In July 2025, a curious attraction opened on Santa Monica Boulevard in Hollywood, California, mere blocks from landmarks like the TCL Chinese Theater. That venue was the Tesla Diner, a vision of the retro-future from America’s most controversial tech billionaire.
Elon Musk conceived of the diner in 2018, back when he was a darling of the media and a seeming leader of a green, high-tech future. Now, of course, his star has fallen under his laissez-faire (except when the insults were directed at him) stewardship of Twitter (rechristened X in 2022), the overall market failure of Tesla’s Cybertruck, his participation in the incompetent and calamitous “Department of Government Efficiency” (D.O.G.E.) at the outset of the 2nd Trump Administration, and his apparent fascist overtures, including his seeming Nazi salute at the 2025 presidential inauguration.
All of the fresh, Trump-Musk chaos didn’t exactly stall the Tesla Diner’s rollout last July, when hundreds queued up in lines that snaked around the block to sample the diner’s cuisine, buzzy for the involvement of local star chefs like Bill Chait (of popular L.A. French restaurant République) and Eric Greenspan (who created the formerly James Beard-honored The Foundry). Diners were greeted by a parking lot dressed as a drive-in movie theater, playing old movies and Jetsons cartoons, (though the spots were reserved for Tesla charging only, of course) and even a popcorn-serving robot, one of Musk’s Optimus models which began development in 2021, according to Walter Isaacson’s 2023 Musk biography.
The D.O.G.E. protesters were quick to join the party — including an inflatable Musk giving the Nazi salute, reminiscent of union rat-inflatables during picket lines — but in the months that followed the diner’s buzzy launch, the restaurant faded into the rest of the sun-cooked L.A. landscape. Greenspan disassociated himself from the restaurant, and even the protesters vanished. So too did the popcorn-serving clankers.
I came to visit the Tesla Diner in the spirit of understanding Los Angeles’ status as a Clanker City, but the only Tesla robots I saw on my visit in January 2026 were behind glass, as the popcorn-serving Optimus had been already retired.
Instead, what I did find was basically a glorified, overpriced Shake Shack. After you order and pay on a tablet screen, browsing through a menu of standard café and fast food fare, — i.e., Shake Shack — you wait to pick up your drink and order on the counter. Reminiscent of a Happy Meal, the food is served in Cybertruck-shaped boxes. What did Yoda say? “Truly wonderful, the mind of a child is.”
A single soda, smashburger and fries will cost you $25, before California taxes and tip. While the burger was solid, the fries I found bland, making the meal wildly overpriced. Remember, the commensurate product — an In-N-Out combo — still goes for about $7.50.

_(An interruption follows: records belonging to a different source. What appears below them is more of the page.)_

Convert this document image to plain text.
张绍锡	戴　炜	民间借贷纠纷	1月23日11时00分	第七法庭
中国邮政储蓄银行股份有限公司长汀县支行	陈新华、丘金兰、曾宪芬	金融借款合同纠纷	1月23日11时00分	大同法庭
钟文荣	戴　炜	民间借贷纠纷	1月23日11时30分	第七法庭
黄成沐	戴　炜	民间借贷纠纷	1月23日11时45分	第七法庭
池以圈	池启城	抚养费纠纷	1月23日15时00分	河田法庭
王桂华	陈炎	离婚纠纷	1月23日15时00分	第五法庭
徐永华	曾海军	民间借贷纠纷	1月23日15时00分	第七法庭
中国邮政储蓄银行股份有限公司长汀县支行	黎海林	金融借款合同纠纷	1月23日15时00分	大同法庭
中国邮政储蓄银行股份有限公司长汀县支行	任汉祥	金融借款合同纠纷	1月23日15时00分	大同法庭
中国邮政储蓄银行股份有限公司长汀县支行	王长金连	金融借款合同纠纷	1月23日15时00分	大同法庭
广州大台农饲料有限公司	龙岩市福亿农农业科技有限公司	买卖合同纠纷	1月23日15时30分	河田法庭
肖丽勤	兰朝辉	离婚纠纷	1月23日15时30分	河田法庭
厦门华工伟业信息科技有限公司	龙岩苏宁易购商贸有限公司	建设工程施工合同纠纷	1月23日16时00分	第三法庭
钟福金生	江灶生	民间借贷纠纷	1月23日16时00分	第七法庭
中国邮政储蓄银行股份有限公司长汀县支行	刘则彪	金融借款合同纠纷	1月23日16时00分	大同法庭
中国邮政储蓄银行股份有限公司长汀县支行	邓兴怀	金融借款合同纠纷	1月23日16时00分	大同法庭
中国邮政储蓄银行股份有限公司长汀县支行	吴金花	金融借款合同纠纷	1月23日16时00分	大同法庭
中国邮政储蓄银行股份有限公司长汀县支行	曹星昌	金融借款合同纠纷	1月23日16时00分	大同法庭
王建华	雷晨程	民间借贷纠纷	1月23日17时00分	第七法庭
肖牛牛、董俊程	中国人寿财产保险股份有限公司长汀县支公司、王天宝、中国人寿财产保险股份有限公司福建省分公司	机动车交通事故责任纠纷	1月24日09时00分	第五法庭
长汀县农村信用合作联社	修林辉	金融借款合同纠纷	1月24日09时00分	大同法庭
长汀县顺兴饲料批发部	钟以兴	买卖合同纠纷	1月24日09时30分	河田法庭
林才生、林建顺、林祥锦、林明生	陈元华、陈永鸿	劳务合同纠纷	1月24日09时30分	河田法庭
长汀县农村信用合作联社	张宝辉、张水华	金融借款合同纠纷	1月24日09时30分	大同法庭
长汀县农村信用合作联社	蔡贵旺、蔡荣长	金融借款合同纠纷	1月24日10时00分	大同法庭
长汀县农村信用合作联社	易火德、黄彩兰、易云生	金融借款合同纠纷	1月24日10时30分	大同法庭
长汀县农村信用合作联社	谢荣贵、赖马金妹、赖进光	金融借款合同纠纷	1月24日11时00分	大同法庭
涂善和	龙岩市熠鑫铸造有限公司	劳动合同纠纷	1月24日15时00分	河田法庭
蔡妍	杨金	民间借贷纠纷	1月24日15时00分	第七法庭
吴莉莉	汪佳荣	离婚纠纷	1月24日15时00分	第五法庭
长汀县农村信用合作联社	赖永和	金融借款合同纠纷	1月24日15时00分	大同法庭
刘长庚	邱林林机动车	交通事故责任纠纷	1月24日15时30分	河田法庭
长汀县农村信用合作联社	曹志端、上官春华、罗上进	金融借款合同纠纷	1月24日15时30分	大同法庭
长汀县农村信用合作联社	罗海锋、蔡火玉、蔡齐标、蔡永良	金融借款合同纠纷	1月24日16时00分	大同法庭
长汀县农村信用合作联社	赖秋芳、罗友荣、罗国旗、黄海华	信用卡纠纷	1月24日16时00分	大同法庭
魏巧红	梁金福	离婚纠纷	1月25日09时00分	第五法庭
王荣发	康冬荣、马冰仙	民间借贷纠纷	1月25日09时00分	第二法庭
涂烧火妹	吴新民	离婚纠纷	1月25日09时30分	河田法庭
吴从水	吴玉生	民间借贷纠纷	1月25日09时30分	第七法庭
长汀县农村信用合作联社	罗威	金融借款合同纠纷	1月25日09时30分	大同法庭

Now, the reason you might want to tip is because there’s a literal army of people working at Tesla Diner. They are constantly scrubbing the circular glass doors, which would otherwise be coated in L.A. dust and water-spots, another sign of the inefficiency of the design. The retro-future styled booths and tables are intriguing, and to give credit where credit is due — they are clean.
On my visit, most of the people at the diner were Japanese tourists, families with small children, and even a man who asked for non-iced water, a request that the staff-member behind the counter fulfilled. But the main business they might be doing is selling merch, including an In-N-Out-styled t-shirt and a $150 Tesla Optimus action figure — selling the image of a robot that isn’t even currently functioning in the store.
I wondered why Tesla Diner was located here, in Hollywood. On the one hand, it had a Universal Studios / Disney quality — here was a novelty branding exercise, in a neighborhood completely defined by billboards pretending that people still watch movies in theaters. On the other, here was a burger joint in the literal land of burger joints, in a neighborhood at the center of the SoCal freeway vortex, making it extremely inconvenient to reach for anyone living in any of L.A.’s satellite cities of the megalopolis.
Come to think of it, Tesla Diner would make much more sense in the Bay Area, where techies would eat up the design and strange virtue-signaling. (Inside, a Tesla banner advertised the slogan: “Accelerating the world’s transition to sustainable abundance,” an idea that seems more aligned with Derek Thompson and Ezra Klein’s 2025 Abundance book than the current Musk doctrine.)
At present, Tesla Diner seems destined to a slow death or — depending on the billionaire’s hot-and-cold relationship with President #47 — open up a kiosk within the forthcoming White House ballroom. Say what you will about the powerful pair — they both have a keen sense of tastelessness.